西日本短大付は92年以来の夏8強ならず 「ハルキスト」4番・佐藤仁は号泣「気持ちがこみ上げて涙が止まらない」
「全国高校野球選手権・3回戦、東洋大姫路3-2西日本短大付」(17日、甲子園球場)
1点及ばず、1992年以来の夏8強を逃した。4番・佐藤仁内野手(3年)は181センチ、95キロの大きな体をかがめて号泣。「まだみんなと野球をしたかった。気持ちが込み上げて涙が止まらない。すみません」と、何度も頰を拭った。
三回に先制適時打を放った。「4番として絶対に走者を返さなければいけない。食らいついていった。チームのために泥くさく打点を挙げることができた」と振り返った。しかし、ほかの3打席はすべて空振り三振。3年間の成長について「振る力は成長したが、ボール球を見極められず手を出してしまった」と反省した。
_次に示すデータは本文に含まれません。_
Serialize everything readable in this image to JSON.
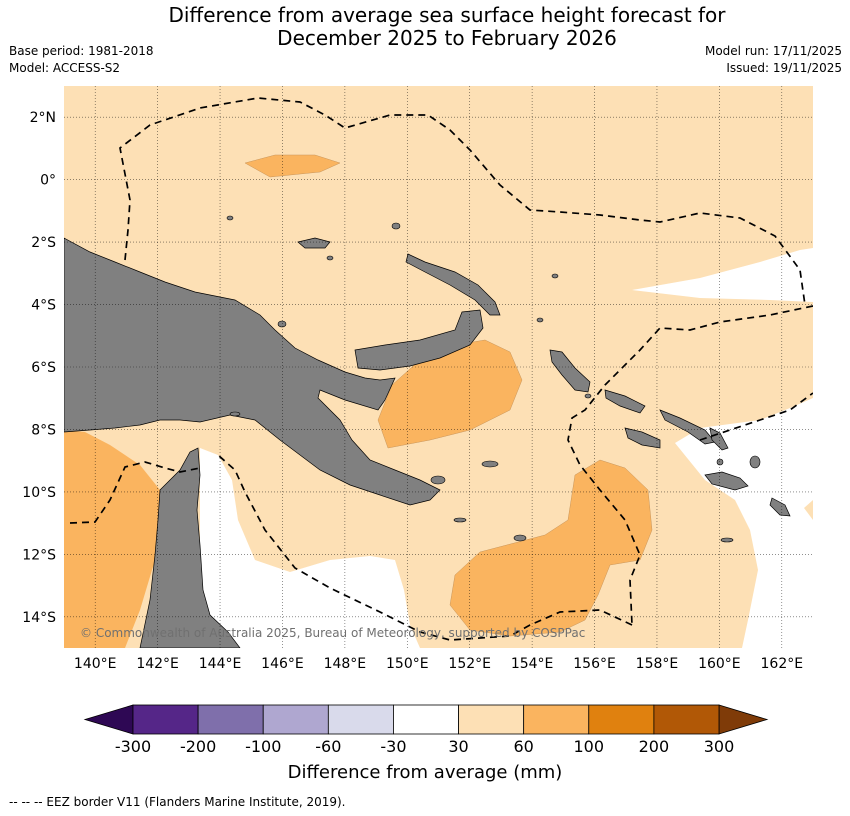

神奈川県出身だが、両親の意向で福岡県北九州市に転居し、個性を生かす教育方針の「北九州子どもの村小・中学」で学んだ。「日本語や話す力を重視する選択授業を受けた」と、表現力を養ったという。音楽家の父・五魚(ごう)さんの影響でピアノと読書を趣味にしている。村上春樹作品などを好む文化的な面と並行してボーイズリーグで野球にも打ち込み、高校は一般受験で入学。「監督は見捨てずに辛抱強く使ってくれて、感謝している。そのお陰で今がある」と、4番として使ってくれた西村慎太郎監督に感謝した。「人間力を成長させてもらった。相手を思う野球が身についた」と3年間を振り返った。
西村監督は佐藤を「明るくて前向きで、彼の良さだと思う」とねぎらった。